Net freedom slightly up

DC
Published Dec 8, 2014, 11:33 am IST
Updated Mar 30, 2019, 8:26 am IST
In a country where communal harmony is vital, it is difficult to seek total freedom of an informal network
Given rising arrests of our 200 million-odd users who log on to the Internet, we can say India is only partly free
Representational Picture (Photo: AP)
 Given rising arrests of our 200 million-odd users who log on to the Internet, we can say India is only partly free
 Representational Picture (Photo: AP)

In a year when few nations have relaxed restrictions on Internet access and content, it is heartening that India has risen in the “Freedom on Net 2014” index (from 47 to 42). Given rising arrests of our 200 million-odd users who log on to the Internet, we can say India is only partly free. But to expect any medium to be an unfettered platform to vent the ire of individuals will unduly stretch freedom of speech and expression, that should always be subject to the rule of law.

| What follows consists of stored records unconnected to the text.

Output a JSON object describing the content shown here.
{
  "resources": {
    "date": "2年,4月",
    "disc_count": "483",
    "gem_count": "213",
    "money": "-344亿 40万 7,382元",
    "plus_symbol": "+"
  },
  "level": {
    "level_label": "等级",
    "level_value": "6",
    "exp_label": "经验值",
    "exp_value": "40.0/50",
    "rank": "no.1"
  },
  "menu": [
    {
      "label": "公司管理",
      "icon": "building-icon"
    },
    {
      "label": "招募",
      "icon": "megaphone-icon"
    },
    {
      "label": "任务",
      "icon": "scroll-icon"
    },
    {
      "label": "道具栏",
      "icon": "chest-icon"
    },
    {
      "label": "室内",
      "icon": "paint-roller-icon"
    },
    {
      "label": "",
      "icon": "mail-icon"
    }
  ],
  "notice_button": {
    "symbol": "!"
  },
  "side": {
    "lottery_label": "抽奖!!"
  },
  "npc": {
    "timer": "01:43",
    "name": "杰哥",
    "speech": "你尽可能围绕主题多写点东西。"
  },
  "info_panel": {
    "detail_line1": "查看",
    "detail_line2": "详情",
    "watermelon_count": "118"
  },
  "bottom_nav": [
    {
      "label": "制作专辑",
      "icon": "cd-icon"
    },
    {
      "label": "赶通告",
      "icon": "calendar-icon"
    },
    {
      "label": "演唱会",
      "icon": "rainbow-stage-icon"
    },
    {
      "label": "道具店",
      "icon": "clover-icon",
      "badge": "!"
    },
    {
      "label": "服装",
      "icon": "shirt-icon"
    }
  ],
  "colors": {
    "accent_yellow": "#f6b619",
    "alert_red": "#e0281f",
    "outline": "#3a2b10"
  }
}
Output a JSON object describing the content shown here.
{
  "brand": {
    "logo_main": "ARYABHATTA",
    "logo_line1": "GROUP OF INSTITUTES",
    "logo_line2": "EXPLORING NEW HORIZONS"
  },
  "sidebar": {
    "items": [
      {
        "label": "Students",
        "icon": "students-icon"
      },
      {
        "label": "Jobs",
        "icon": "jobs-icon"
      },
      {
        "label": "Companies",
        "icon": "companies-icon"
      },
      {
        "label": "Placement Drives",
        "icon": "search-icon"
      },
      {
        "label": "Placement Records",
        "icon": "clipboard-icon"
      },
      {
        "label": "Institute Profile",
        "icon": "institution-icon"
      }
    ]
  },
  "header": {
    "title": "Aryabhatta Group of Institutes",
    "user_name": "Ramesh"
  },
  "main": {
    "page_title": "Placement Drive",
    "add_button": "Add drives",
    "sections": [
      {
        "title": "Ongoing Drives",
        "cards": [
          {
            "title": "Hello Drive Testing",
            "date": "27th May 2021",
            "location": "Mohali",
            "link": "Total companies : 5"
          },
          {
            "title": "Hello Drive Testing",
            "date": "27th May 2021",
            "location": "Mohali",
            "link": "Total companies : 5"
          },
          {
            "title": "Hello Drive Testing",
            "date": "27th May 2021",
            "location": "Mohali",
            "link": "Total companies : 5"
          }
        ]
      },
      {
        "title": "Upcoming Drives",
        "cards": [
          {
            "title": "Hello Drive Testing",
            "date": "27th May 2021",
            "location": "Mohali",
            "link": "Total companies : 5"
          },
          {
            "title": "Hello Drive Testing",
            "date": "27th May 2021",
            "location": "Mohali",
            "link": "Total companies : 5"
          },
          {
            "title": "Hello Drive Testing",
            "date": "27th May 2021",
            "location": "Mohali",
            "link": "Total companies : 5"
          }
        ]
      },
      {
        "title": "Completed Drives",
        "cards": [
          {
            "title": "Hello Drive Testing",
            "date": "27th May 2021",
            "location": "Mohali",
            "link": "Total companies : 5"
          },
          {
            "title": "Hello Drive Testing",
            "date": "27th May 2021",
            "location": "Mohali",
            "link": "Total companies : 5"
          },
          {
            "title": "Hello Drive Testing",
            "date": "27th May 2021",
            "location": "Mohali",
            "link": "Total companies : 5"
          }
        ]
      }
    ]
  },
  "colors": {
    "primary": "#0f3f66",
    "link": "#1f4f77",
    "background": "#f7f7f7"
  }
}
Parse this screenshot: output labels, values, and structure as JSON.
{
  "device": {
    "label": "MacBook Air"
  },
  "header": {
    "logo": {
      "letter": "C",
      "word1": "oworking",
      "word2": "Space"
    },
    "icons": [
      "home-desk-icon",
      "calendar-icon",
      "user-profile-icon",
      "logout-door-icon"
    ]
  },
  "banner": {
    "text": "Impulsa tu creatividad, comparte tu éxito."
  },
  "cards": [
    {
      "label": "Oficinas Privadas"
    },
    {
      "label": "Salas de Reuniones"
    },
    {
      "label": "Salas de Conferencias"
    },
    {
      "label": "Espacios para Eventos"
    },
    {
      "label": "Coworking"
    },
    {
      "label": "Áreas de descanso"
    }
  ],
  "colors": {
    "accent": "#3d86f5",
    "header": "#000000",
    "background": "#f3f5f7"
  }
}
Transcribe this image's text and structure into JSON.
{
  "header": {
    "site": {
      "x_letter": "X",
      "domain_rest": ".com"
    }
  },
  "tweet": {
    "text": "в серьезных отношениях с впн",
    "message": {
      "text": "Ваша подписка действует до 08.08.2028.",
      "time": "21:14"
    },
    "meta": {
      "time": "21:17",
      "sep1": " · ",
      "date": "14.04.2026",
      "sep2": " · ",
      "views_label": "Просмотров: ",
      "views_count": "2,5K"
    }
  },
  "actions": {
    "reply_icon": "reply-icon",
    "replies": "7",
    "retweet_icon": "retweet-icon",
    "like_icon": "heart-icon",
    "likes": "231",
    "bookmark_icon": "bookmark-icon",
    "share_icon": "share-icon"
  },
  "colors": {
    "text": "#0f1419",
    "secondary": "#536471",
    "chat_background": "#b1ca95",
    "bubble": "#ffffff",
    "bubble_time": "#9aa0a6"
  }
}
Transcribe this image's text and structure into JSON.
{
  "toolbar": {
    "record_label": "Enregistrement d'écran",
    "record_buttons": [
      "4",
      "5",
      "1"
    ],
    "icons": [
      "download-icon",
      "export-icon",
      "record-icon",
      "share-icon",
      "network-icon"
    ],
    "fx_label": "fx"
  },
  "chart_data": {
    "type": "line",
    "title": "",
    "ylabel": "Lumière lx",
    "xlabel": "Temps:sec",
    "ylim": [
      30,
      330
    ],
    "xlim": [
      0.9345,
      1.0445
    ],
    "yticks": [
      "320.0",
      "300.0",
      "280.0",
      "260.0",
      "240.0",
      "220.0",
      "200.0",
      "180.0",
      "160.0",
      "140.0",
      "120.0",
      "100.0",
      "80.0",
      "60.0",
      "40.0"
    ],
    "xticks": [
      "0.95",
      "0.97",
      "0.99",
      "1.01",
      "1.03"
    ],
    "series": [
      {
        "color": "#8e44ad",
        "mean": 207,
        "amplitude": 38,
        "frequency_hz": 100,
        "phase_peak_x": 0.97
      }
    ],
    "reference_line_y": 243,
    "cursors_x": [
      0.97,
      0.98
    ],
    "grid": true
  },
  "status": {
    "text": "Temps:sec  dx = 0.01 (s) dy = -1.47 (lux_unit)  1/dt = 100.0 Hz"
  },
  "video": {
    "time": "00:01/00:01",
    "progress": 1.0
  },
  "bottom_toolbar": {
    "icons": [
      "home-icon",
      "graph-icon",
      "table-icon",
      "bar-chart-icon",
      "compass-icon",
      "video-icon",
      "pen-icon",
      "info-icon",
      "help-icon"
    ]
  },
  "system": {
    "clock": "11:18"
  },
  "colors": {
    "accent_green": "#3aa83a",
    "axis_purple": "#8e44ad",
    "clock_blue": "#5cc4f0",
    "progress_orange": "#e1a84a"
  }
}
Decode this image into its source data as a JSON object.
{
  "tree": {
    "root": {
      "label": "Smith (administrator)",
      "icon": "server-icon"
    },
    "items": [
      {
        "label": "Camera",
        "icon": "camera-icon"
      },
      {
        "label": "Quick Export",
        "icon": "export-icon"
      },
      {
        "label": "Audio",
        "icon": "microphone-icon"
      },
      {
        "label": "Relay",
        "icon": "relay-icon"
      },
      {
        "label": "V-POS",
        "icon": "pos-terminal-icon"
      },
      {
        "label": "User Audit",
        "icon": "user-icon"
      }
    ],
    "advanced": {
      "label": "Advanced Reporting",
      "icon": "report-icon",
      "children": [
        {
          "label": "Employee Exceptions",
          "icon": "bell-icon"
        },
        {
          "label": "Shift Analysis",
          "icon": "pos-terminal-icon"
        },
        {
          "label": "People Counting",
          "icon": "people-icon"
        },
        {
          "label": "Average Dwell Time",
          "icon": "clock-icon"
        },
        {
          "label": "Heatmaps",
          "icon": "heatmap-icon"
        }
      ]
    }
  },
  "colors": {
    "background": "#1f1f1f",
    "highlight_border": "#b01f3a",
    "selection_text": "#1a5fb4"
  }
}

There are some issues which keep cropping up, through the use of platforms like Facebook, as a tiny minority seem to use them to spread trouble. In a country where communal harmony is vital, it is difficult to seek total freedom of an informal network. While undue importance seems to be given to offensive posts poking fun at politicians, it is undeniable that some form of Net surveillance is essential for national security.

 

India ranks high in not putting obstacles to access and not limiting content that can be viewed. There is a need to take action over the violations of individuals’ rights, but no more so than in countries where Internet access is freer and more open than in India. National security calls for government agencies to step up efforts to scrutinise metadata, but there is no reason to believe that there are undue restrictions in India. Moving up further in the index does not appear to be a national priority.